Offered online by TerreStar and a handful of its resellers, the handset is priced at $800. The Genus has been offered by AT&T to businesses, but there was no clarification in this week's announcement about AT&T's role, if any, in offering the handset to consumers.
The handset utilizes the Windows Mobile 6.5 operating system in a lightweight 4.6 oz. form factor that resembles a BlackBerry. TerreStar is initially targeting the outdoor adventure and recreation market for the Genus.
"The Genus smartphone is ideal for adventure-seekers, skiers, boaters, hikers, and anyone who lives on the edge, but still wants to stay connected," said Jeffrey Epstein, TerreStar's president and CEO, in a statement. "The Genus provides the ultimate wireless backup capability, helping ensure users are prepared and have access to mobile communications in case of an emergency, disaster, or even an unforeseen weather condition, despite location or cellular network signal strength."
The handset's 4.7 inch x 2.5 inch x 0.8 inch form factor is a breakthrough, compared with the brick-sized satellite devices that have been available in recent years.

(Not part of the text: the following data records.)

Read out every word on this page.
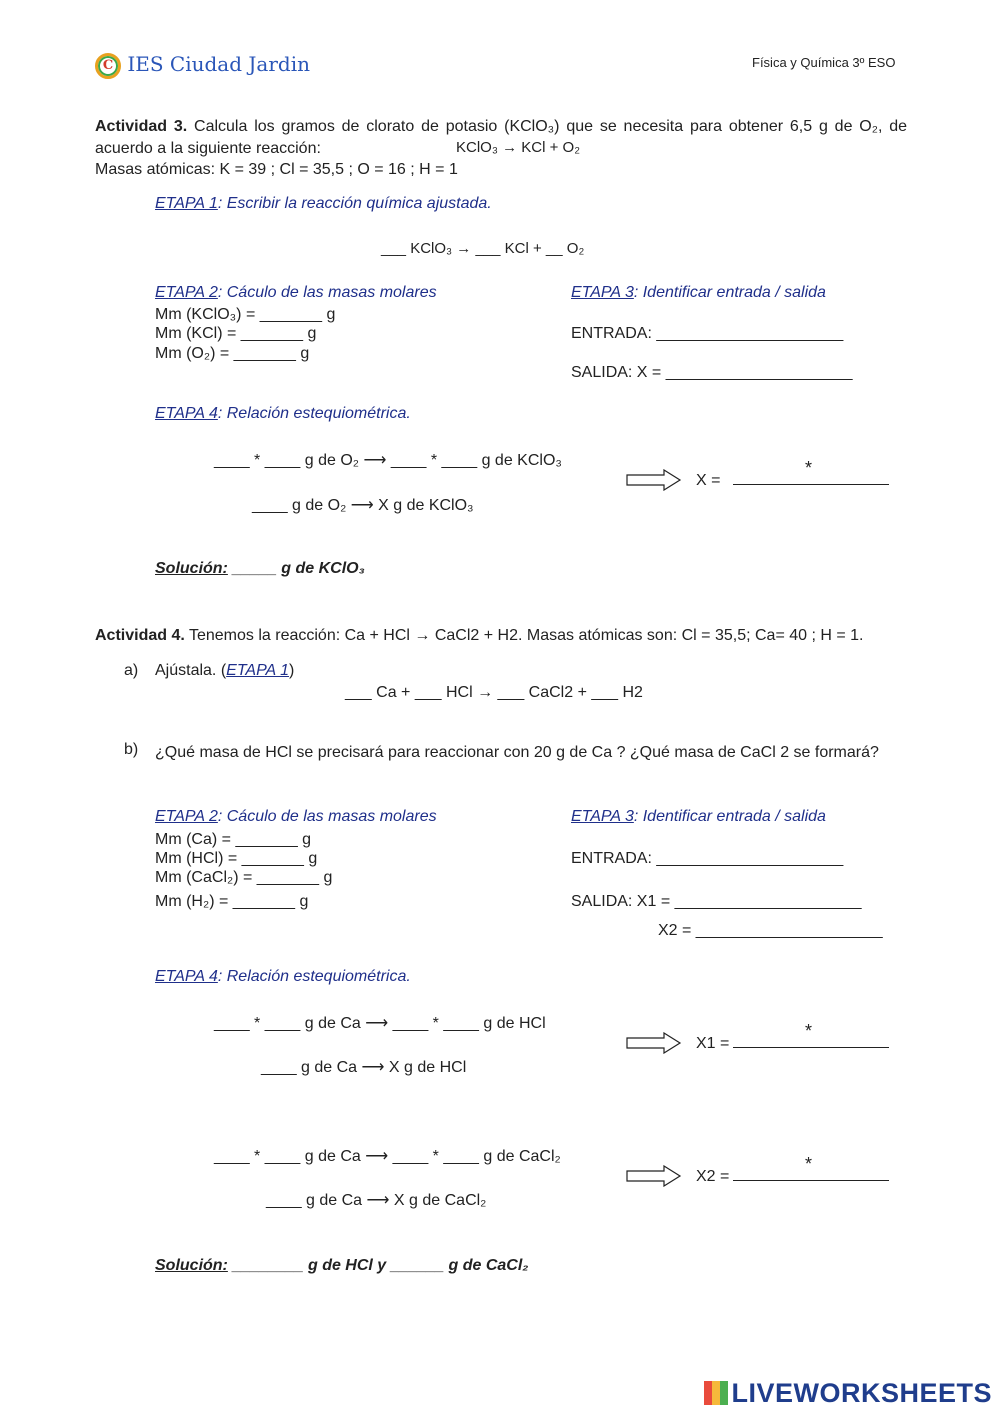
C IES Ciudad Jardin	Física y Química 3º ESO
Actividad 3. Calcula los gramos de clorato de potasio (KClO₃) que se necesita para obtener 6,5 g de O₂, de acuerdo a la siguiente reacción:	KClO₃ → KCl + O₂
Masas atómicas: K = 39 ; Cl = 35,5 ; O = 16 ; H = 1
ETAPA 1: Escribir la reacción química ajustada.
___ KClO₃ → ___ KCl + __ O₂
ETAPA 2: Cáculo de las masas molares
Mm (KClO₃) = _______ g
Mm (KCl) = _______ g
Mm (O₂) = _______ g
ETAPA 3: Identificar entrada / salida
ENTRADA: _____________________
SALIDA: X = _____________________
ETAPA 4: Relación estequiométrica.
____ * ____ g de O₂ ⟶ ____ * ____ g de KClO₃
____ g de O₂ ⟶ X g de KClO₃
X =
*
Solución: _____ g de KClO₃
Actividad 4. Tenemos la reacción: Ca + HCl → CaCl2 + H2. Masas atómicas son: Cl = 35,5; Ca= 40 ; H = 1.
a) Ajústala. (ETAPA 1)
___ Ca + ___ HCl → ___ CaCl2 + ___ H2
b) ¿Qué masa de HCl se precisará para reaccionar con 20 g de Ca ? ¿Qué masa de CaCl 2 se formará?
ETAPA 2: Cáculo de las masas molares
Mm (Ca) = _______ g
Mm (HCl) = _______ g
Mm (CaCl₂) = _______ g
Mm (H₂) = _______ g
ETAPA 3: Identificar entrada / salida
ENTRADA: _____________________
SALIDA: X1 = _____________________
X2 = _____________________
ETAPA 4: Relación estequiométrica.
____ * ____ g de Ca ⟶ ____ * ____ g de HCl
____ g de Ca ⟶ X g de HCl
X1 =
*
____ * ____ g de Ca ⟶ ____ * ____ g de CaCl₂
____ g de Ca ⟶ X g de CaCl₂
X2 =
*
Solución: ________ g de HCl y ______ g de CaCl₂
LIVEWORKSHEETS
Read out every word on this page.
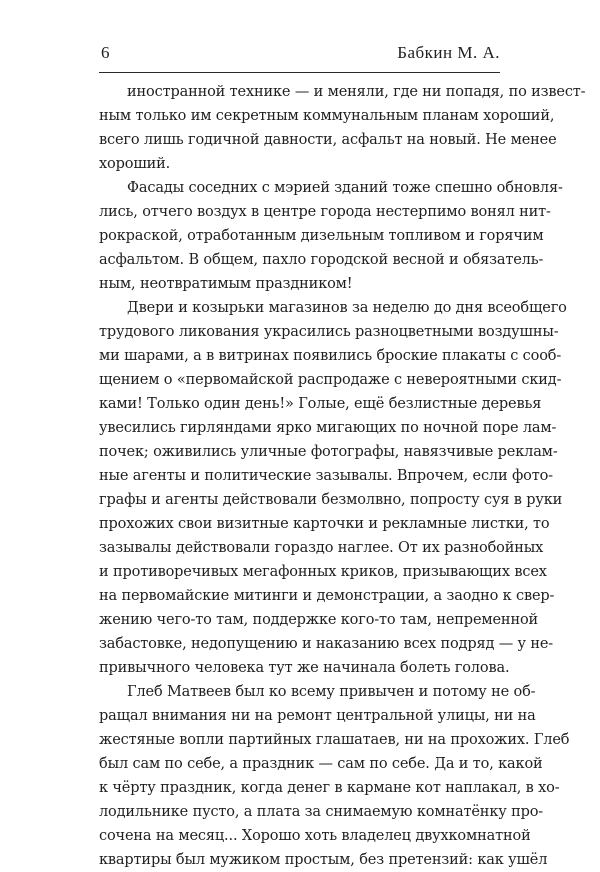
6	Бабкин М. А.

иностранной технике — и меняли, где ни попадя, по извест-
ным только им секретным коммунальным планам хороший,
всего лишь годичной давности, асфальт на новый. Не менее
хороший.

Фасады соседних с мэрией зданий тоже спешно обновля-
лись, отчего воздух в центре города нестерпимо вонял нит-
рокраской, отработанным дизельным топливом и горячим
асфальтом. В общем, пахло городской весной и обязатель-
ным, неотвратимым праздником!

Двери и козырьки магазинов за неделю до дня всеобщего
трудового ликования украсились разноцветными воздушны-
ми шарами, а в витринах появились броские плакаты с сооб-
щением о «первомайской распродаже с невероятными скид-
ками! Только один день!» Голые, ещё безлистные деревья
увесились гирляндами ярко мигающих по ночной поре лам-
почек; оживились уличные фотографы, навязчивые реклам-
ные агенты и политические зазывалы. Впрочем, если фото-
графы и агенты действовали безмолвно, попросту суя в руки
прохожих свои визитные карточки и рекламные листки, то
зазывалы действовали гораздо наглее. От их разнобойных
и противоречивых мегафонных криков, призывающих всех
на первомайские митинги и демонстрации, а заодно к свер-
жению чего-то там, поддержке кого-то там, непременной
забастовке, недопущению и наказанию всех подряд — у не-
привычного человека тут же начинала болеть голова.

Глеб Матвеев был ко всему привычен и потому не об-
ращал внимания ни на ремонт центральной улицы, ни на
жестяные вопли партийных глашатаев, ни на прохожих. Глеб
был сам по себе, а праздник — сам по себе. Да и то, какой
к чёрту праздник, когда денег в кармане кот наплакал, в хо-
лодильнике пусто, а плата за снимаемую комнатёнку про-
сочена на месяц... Хорошо хоть владелец двухкомнатной
квартиры был мужиком простым, без претензий: как ушёл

The device also features integrated Bluetooth, Wi-Fi, USB and GPS connectivity, and a QWERTY keyboard. The Genus comes with 100 MB of memory and has a 2.0-megapixel camera.

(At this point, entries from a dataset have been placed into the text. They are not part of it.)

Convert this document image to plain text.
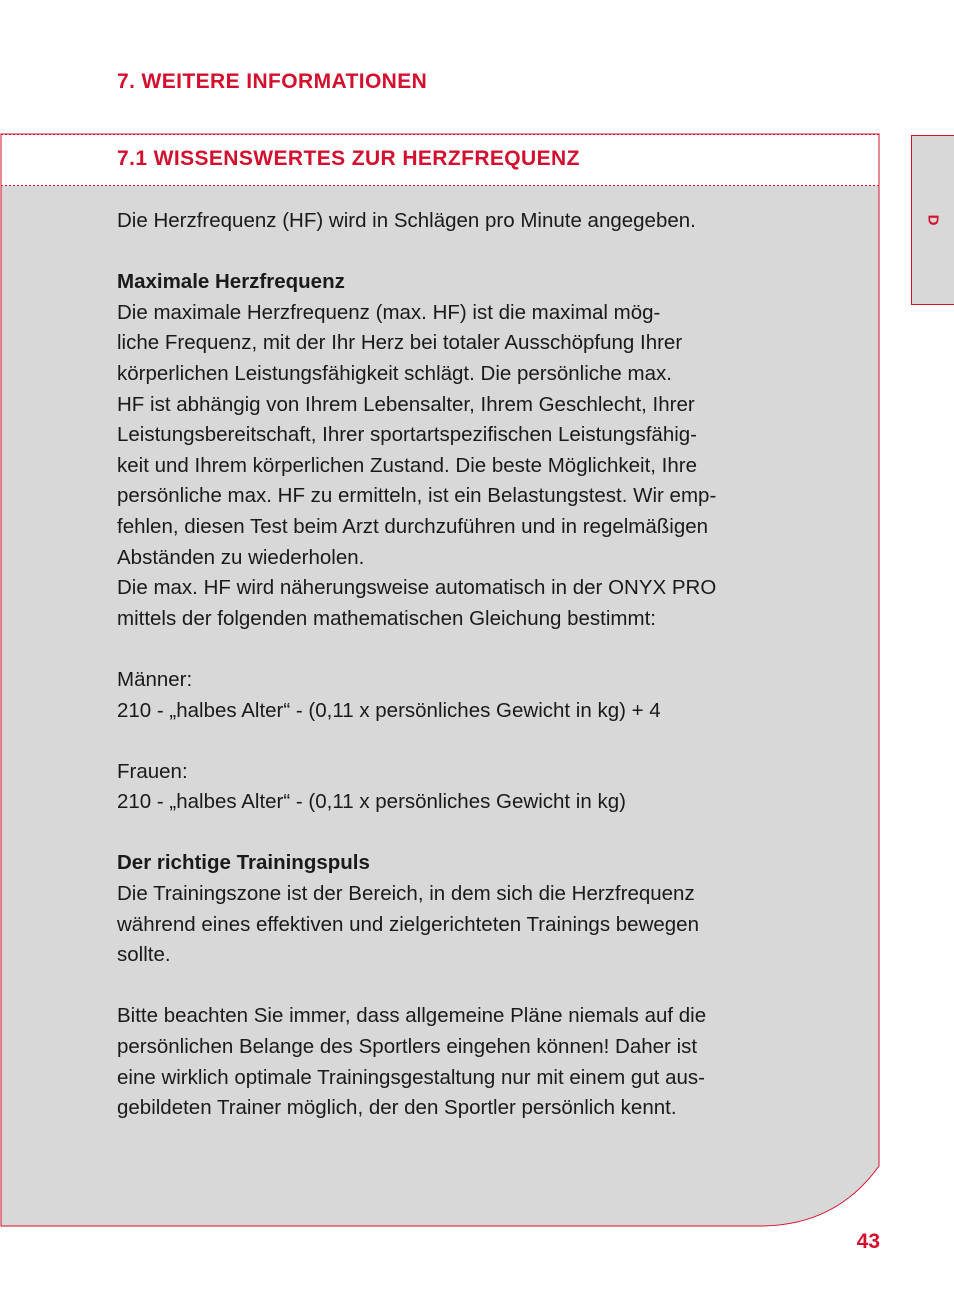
7. WEITERE INFORMATIONEN
7.1 WISSENSWERTES ZUR HERZFREQUENZ
D

Die Herzfrequenz (HF) wird in Schlägen pro Minute angegeben.

Maximale Herzfrequenz

Die maximale Herzfrequenz (max. HF) ist die maximal mög-

liche Frequenz, mit der Ihr Herz bei totaler Ausschöpfung Ihrer

körperlichen Leistungsfähigkeit schlägt. Die persönliche max.

HF ist abhängig von Ihrem Lebensalter, Ihrem Geschlecht, Ihrer

Leistungsbereitschaft, Ihrer sportartspezifischen Leistungsfähig-

keit und Ihrem körperlichen Zustand. Die beste Möglichkeit, Ihre

persönliche max. HF zu ermitteln, ist ein Belastungstest. Wir emp-

fehlen, diesen Test beim Arzt durchzuführen und in regelmäßigen

Abständen zu wiederholen.

Die max. HF wird näherungsweise automatisch in der ONYX PRO

mittels der folgenden mathematischen Gleichung bestimmt:

Männer:

210 - „halbes Alter“ - (0,11 x persönliches Gewicht in kg) + 4

Frauen:

210 - „halbes Alter“ - (0,11 x persönliches Gewicht in kg)

Der richtige Trainingspuls

Die Trainingszone ist der Bereich, in dem sich die Herzfrequenz

während eines effektiven und zielgerichteten Trainings bewegen

sollte.

Bitte beachten Sie immer, dass allgemeine Pläne niemals auf die

persönlichen Belange des Sportlers eingehen können! Daher ist

eine wirklich optimale Trainingsgestaltung nur mit einem gut aus-

gebildeten Trainer möglich, der den Sportler persönlich kennt.

43
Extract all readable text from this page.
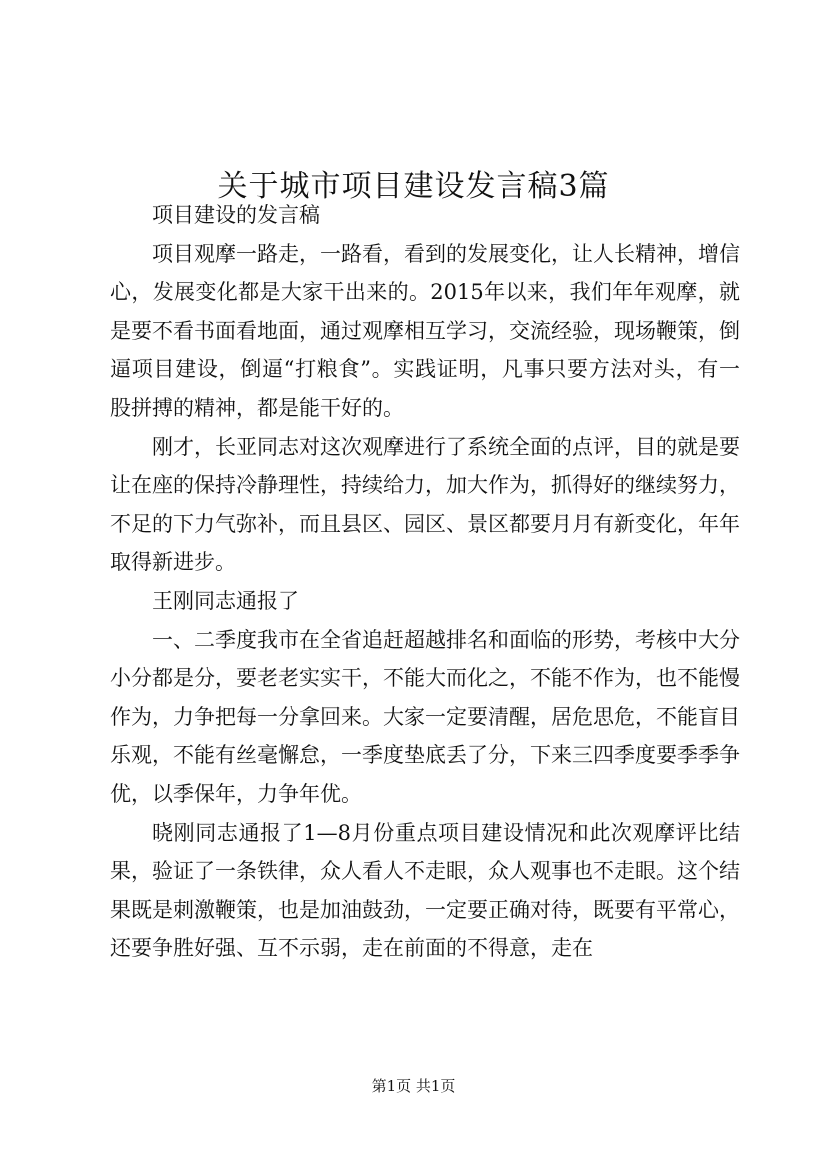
关于城市项目建设发言稿3篇

项目建设的发言稿

项目观摩一路走，一路看，看到的发展变化，让人长精神，增信心，发展变化都是大家干出来的。2015年以来，我们年年观摩，就是要不看书面看地面，通过观摩相互学习，交流经验，现场鞭策，倒逼项目建设，倒逼“打粮食”。实践证明，凡事只要方法对头，有一股拼搏的精神，都是能干好的。

刚才，长亚同志对这次观摩进行了系统全面的点评，目的就是要让在座的保持冷静理性，持续给力，加大作为，抓得好的继续努力，不足的下力气弥补，而且县区、园区、景区都要月月有新变化，年年取得新进步。

王刚同志通报了

一、二季度我市在全省追赶超越排名和面临的形势，考核中大分小分都是分，要老老实实干，不能大而化之，不能不作为，也不能慢作为，力争把每一分拿回来。大家一定要清醒，居危思危，不能盲目乐观，不能有丝毫懈怠，一季度垫底丢了分，下来三四季度要季季争优，以季保年，力争年优。

晓刚同志通报了1—8月份重点项目建设情况和此次观摩评比结果，验证了一条铁律，众人看人不走眼，众人观事也不走眼。这个结果既是刺激鞭策，也是加油鼓劲，一定要正确对待，既要有平常心，还要争胜好强、互不示弱，走在前面的不得意，走在

第1页 共1页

The Genus connects to AT&T's cellular network for terrestrial use and TerreStar's commercial TerreStar-1 for satellite usage.
AT&T cellular voice and smartphone data rate plans, as well as a monthly satellite service, are required to use the Genus. Additional charges for satellite usage are levied for voice, data, and messaging.
Satellite phones for consumers are increasingly becoming affordable as more satellites are launched and the size and price of user-friendly handsets declines.